Second failure mode: “multimodality”

N <- 100000

components <- sample(1:3,prob=c(0.3,0.5,0.2),size=N,replace=TRUE)
mus <- c(0,10,3)
sds <- sqrt(c(1,1,0.1))

samples <- rnorm(n=N,mean=mus[components],sd=sds[components])
data <- data.frame(samples)
ggplot(data, aes(samples)) + geom_density() + theme_bw()

require(rjags)
require(ggplot2)
require(coda)
require(ggmcmc) # Note: nice package converting JAGS output into tidy format + ggplot-based trace/posterior histograms/etc
## Loading required package: ggmcmc
modelstring="
  model {
    for (k in 1:2) {
      mu[k] ~ dnorm(0, .0001)
      sigma[k] ~ dunif(0, 100)
      alpha[k] <- 1
    }
    pi ~ ddirch(alpha)
    
    for (n in 1:length(observation)) {
      z[n] ~ dcat(pi)
      observation[n] ~ dnorm(mu[z[n]], sigma[z[n]])
    }
  }
"

data <- read.csv( file = "mixture_data_with_header.csv", header = TRUE)

# Make the simulations reproducible
my.seed <- 1 # 1 is arbitrary. The rest of the simulation is deterministic given that initial seed.
set.seed(my.seed) 
inits <- list(.RNG.name = "base::Mersenne-Twister",
              .RNG.seed = my.seed)

model <- jags.model(
  textConnection(modelstring), 
  data = data, 
  inits = inits) 
## Compiling model graph
##    Resolving undeclared variables
##    Allocating nodes
## Graph information:
##    Observed stochastic nodes: 300
##    Unobserved stochastic nodes: 305
##    Total graph size: 1216
## 
## Initializing model
samples <- 
  coda.samples(model,
               c('mu'), # These are the variables we want to monitor (plot, compute expectations, etc)
               10000) # number of MCMC iterations

tidy <- ggs(samples)
ggs_traceplot(tidy) + ylim(100,210) + theme_bw()

drawing

Prerequisite to understand slice sampling and MH

Question: how to design a sampler for a uniform distribution on a set \(A\), assuming only pointwise evaluation?

Recall: pointwise evaluation means all you can do is: “given \(x\), answer if \(x \in A\)”.

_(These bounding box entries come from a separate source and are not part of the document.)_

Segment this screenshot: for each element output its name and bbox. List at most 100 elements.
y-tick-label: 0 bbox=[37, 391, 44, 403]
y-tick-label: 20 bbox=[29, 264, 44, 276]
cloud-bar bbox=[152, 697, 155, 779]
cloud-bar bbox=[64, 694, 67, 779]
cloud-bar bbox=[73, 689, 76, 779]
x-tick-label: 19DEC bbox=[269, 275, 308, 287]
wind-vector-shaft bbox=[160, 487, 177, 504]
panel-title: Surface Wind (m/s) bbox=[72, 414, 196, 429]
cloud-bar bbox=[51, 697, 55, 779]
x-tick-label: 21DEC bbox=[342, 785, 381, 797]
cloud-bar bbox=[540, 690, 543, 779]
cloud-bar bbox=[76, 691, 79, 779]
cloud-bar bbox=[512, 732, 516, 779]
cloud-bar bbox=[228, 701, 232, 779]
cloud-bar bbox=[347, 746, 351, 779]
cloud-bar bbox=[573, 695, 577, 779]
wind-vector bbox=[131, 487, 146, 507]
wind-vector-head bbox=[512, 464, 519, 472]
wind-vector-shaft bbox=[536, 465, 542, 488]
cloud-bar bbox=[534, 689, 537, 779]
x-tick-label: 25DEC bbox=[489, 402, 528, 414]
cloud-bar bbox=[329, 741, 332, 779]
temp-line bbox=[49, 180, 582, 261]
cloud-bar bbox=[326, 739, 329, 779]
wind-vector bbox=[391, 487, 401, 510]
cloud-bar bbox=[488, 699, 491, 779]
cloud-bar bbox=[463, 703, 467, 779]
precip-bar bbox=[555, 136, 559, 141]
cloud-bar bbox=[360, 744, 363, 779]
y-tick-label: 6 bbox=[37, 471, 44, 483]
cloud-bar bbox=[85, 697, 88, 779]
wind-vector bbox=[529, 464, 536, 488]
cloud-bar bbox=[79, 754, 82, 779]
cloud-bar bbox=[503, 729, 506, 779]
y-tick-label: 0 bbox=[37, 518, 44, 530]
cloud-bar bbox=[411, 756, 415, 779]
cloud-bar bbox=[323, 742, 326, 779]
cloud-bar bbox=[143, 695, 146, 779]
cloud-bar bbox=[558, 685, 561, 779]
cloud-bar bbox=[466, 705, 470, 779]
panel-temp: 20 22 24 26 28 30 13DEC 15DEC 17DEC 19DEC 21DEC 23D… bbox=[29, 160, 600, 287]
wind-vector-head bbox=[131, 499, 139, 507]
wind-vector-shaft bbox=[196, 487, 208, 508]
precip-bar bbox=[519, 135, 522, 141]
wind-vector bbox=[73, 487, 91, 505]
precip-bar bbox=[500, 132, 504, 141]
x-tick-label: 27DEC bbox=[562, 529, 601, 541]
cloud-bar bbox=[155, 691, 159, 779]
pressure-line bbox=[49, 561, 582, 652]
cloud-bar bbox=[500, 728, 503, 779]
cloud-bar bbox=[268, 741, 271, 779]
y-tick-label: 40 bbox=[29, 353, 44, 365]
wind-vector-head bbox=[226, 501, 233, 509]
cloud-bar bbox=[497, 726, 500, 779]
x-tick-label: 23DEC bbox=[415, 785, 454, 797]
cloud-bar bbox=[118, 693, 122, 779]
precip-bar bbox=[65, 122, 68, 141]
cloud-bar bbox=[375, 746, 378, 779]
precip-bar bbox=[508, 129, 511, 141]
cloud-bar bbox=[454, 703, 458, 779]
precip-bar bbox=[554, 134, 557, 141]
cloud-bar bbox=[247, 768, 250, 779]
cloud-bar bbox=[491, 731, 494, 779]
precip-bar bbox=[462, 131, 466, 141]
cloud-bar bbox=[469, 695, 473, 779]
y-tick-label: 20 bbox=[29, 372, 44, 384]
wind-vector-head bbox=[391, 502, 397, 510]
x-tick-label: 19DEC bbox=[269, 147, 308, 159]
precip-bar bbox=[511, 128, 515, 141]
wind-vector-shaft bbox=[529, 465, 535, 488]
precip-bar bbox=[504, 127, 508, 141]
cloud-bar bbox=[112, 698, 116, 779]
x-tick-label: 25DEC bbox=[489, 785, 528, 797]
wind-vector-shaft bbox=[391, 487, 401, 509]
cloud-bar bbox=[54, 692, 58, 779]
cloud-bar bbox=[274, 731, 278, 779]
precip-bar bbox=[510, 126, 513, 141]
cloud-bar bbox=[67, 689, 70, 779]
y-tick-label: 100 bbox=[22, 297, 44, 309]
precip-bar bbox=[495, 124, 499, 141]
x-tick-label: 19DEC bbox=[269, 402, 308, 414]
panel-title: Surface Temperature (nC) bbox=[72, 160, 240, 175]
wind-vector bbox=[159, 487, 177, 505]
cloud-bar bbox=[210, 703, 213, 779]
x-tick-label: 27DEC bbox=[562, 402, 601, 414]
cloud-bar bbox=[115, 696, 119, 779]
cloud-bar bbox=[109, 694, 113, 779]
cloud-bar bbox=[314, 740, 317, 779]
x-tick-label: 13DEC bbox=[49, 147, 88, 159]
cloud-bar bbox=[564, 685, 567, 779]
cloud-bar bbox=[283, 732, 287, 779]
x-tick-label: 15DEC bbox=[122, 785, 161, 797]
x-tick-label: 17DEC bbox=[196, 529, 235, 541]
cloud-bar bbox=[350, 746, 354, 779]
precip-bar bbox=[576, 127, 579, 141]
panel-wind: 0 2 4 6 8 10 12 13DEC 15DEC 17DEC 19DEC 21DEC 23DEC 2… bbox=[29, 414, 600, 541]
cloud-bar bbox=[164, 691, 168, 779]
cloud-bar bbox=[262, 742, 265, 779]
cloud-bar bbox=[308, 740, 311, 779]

Example: \(A = \{0, 1, 2\}\)

Idea: use a random walk so that it scales to complicated/high dimensional \(A\)

Idea 1 (incorrect)

Move to one neighbor at random.

compute_stationary_distribution <- function(matrix) {
  eig <- eigen(t(M))
  eigenvalues = eig$values
  i <- which.max(Re(eigenvalues[abs(Im(eigenvalues)) < 1e-6]))
  statio <- (eig$vectors)[,i]
  return(statio)
}

M = matrix(c(
  0,   1, 0,
  1/2, 0, 1/2,
  0,   1, 0
), nrow=3, ncol=3, byrow=T)

barplot(compute_stationary_distribution(M))

Idea 2: propose + accept reject

M = matrix(c(
  1/2,   1/2, 0,
  1/2,   0,   1/2,
  0,     1/2, 1/2
), nrow=3, ncol=3, byrow=T)

barplot(compute_stationary_distribution(M))

Understanding why idea/walk 1 fails while idea/walk 2 works

Occupancy vector and transition matrix

Stationarity

drawing

Note: the fixed point equation is the same as the equation defining eigenvectors and eigenvalues (up to transpose). This explains how I implemented the function compute_stationary_distribution in the earlier R code:

print(compute_stationary_distribution)
## function(matrix) {
##   eig <- eigen(t(M))
##   eigenvalues = eig$values
##   i <- which.max(Re(eigenvalues[abs(Im(eigenvalues)) < 1e-6]))
##   statio <- (eig$vectors)[,i]
##   return(statio)
## }